The “guest” (unauthenticated) user for open-balena has the following permissions:
- cpu_architecture: read
- device_type: read
- device_type_alias: read
- device_family: read
- device_manufacturer: read
- application: read (is_public eq true and is_for__device_type/canAccess())
- release: read (belongs_to__application/any(a:a/is_public eq true and is_for__device_type/canAccess()))
- service: read (application/any(a:a/is_public eq true and is_for__device_type/canAccess()))
- image: read (is_a_build_of__service/any(s:s/application/any(a:a/is_public eq true and is_for__device_type/canAccess())))
- application_tag: read (application/any(a:a/is_public eq true and is_for__device_type/canAccess()))
- release_tag: read (release/any(r:r/belongs_to__application/any(a:a/is_public eq true and is_for__device_type/canAccess())))

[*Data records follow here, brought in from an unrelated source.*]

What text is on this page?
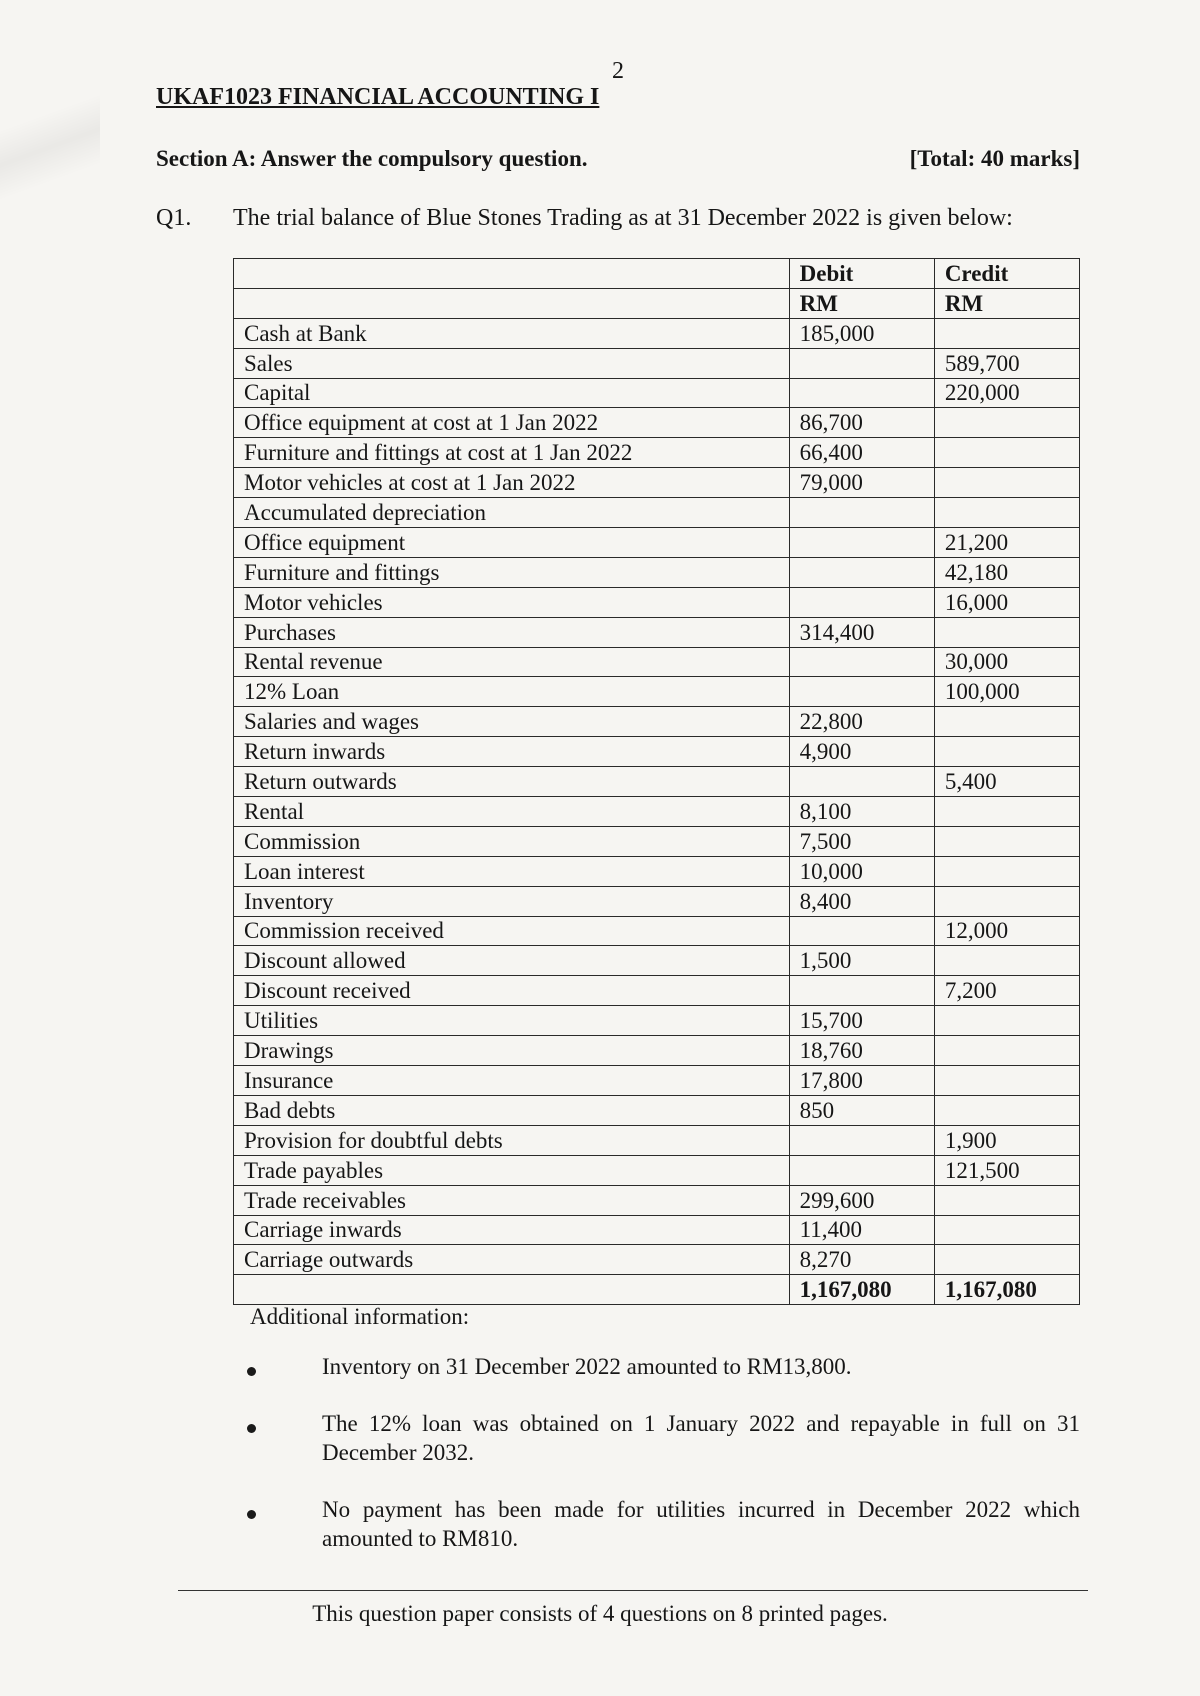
2
UKAF1023 FINANCIAL ACCOUNTING I
Section A: Answer the compulsory question.	[Total: 40 marks]
Q1. The trial balance of Blue Stones Trading as at 31 December 2022 is given below:
	Debit	Credit
	RM	RM
Cash at Bank	185,000	
Sales		589,700
Capital		220,000
Office equipment at cost at 1 Jan 2022	86,700	
Furniture and fittings at cost at 1 Jan 2022	66,400	
Motor vehicles at cost at 1 Jan 2022	79,000	
Accumulated depreciation		
Office equipment		21,200
Furniture and fittings		42,180
Motor vehicles		16,000
Purchases	314,400	
Rental revenue		30,000
12% Loan		100,000
Salaries and wages	22,800	
Return inwards	4,900	
Return outwards		5,400
Rental	8,100	
Commission	7,500	
Loan interest	10,000	
Inventory	8,400	
Commission received		12,000
Discount allowed	1,500	
Discount received		7,200
Utilities	15,700	
Drawings	18,760	
Insurance	17,800	
Bad debts	850	
Provision for doubtful debts		1,900
Trade payables		121,500
Trade receivables	299,600	
Carriage inwards	11,400	
Carriage outwards	8,270	
	1,167,080	1,167,080
Additional information:
Inventory on 31 December 2022 amounted to RM13,800.
The 12% loan was obtained on 1 January 2022 and repayable in full on 31 December 2032.
No payment has been made for utilities incurred in December 2022 which amounted to RM810.
This question paper consists of 4 questions on 8 printed pages.
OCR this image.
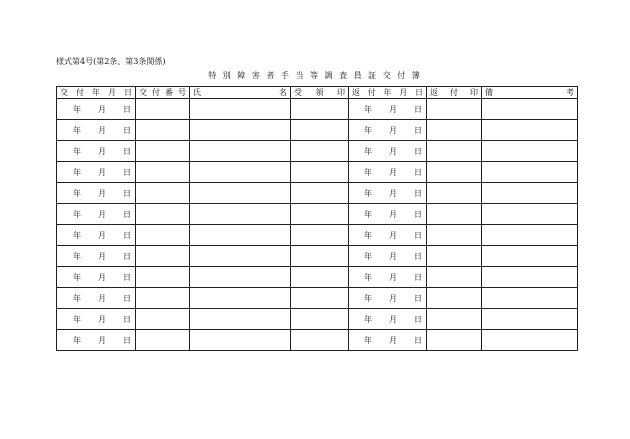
様式第4号(第2条、第3条関係)
特 別 障 害 者 手 当 等 調 査 員 証 交 付 簿
交 付 年 月 日	交 付 番 号	氏 名	受 領 印	返 付 年 月 日	返 付 印	備 考

年 月 日				年 月 日		
年 月 日				年 月 日		
年 月 日				年 月 日		
年 月 日				年 月 日		
年 月 日				年 月 日		
年 月 日				年 月 日		
年 月 日				年 月 日		
年 月 日				年 月 日		
年 月 日				年 月 日		
年 月 日				年 月 日		
年 月 日				年 月 日		
年 月 日				年 月 日		
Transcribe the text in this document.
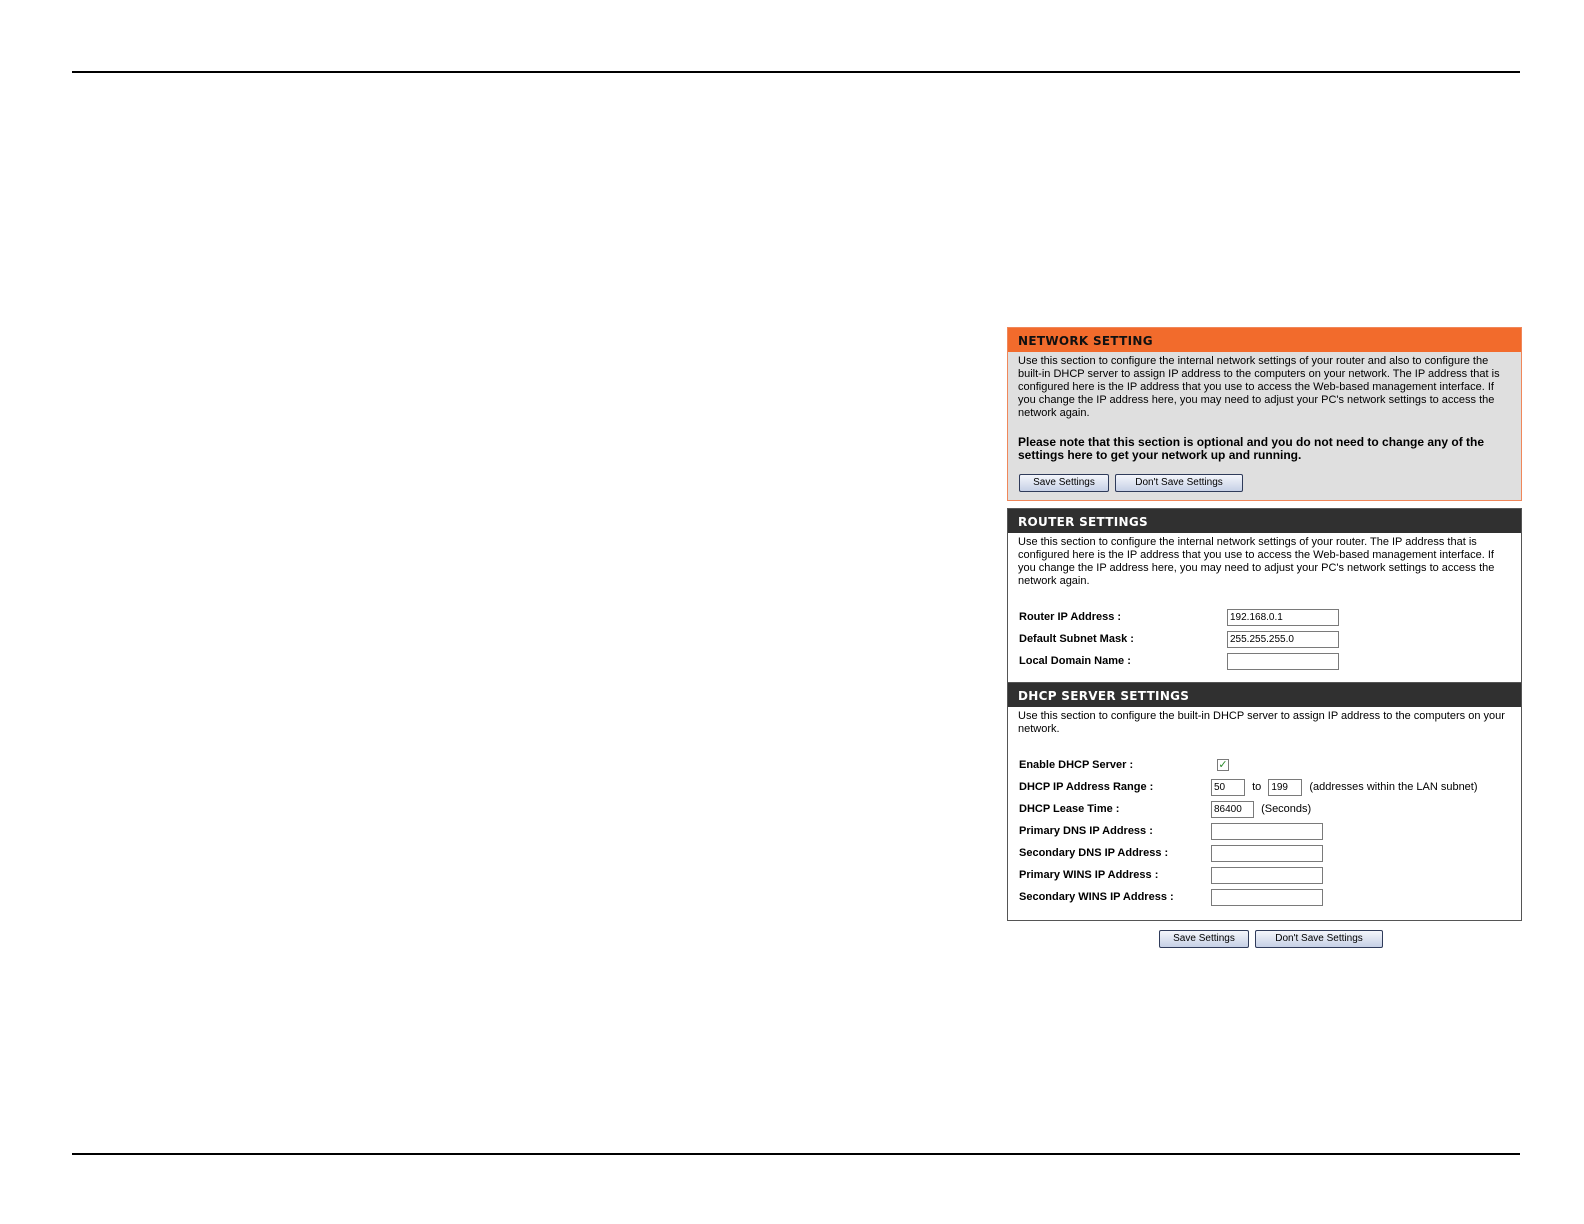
NETWORK SETTING

Use this section to configure the internal network settings of your router and also to configure the built-in DHCP server to assign IP address to the computers on your network. The IP address that is configured here is the IP address that you use to access the Web-based management interface. If you change the IP address here, you may need to adjust your PC's network settings to access the network again.

Please note that this section is optional and you do not need to change any of the settings here to get your network up and running.

Save Settings	Don't Save Settings
ROUTER SETTINGS

Use this section to configure the internal network settings of your router. The IP address that is configured here is the IP address that you use to access the Web-based management interface. If you change the IP address here, you may need to adjust your PC's network settings to access the network again.

Router IP Address :	192.168.0.1
Default Subnet Mask :	255.255.255.0
Local Domain Name :	
DHCP SERVER SETTINGS

Use this section to configure the built-in DHCP server to assign IP address to the computers on your network.

Enable DHCP Server :	✓
DHCP IP Address Range :	50 to 199 (addresses within the LAN subnet)
DHCP Lease Time :	86400 (Seconds)
Primary DNS IP Address :	
Secondary DNS IP Address :	
Primary WINS IP Address :	
Secondary WINS IP Address :	
Save Settings	Don't Save Settings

- image__is_part_of__release: read (is_part_of__release/any(r:r/belongs_to__application/any(a:a/is_public eq true and is_for__device_type/canAccess())))
For the last few that only allow access if we publish apps/services/images/etc as public, I suppose this is fine (as we just won’t do that), but why are the first few unconditionally exposed?
Any harm in locking them down or just deleting the “guest” user all together?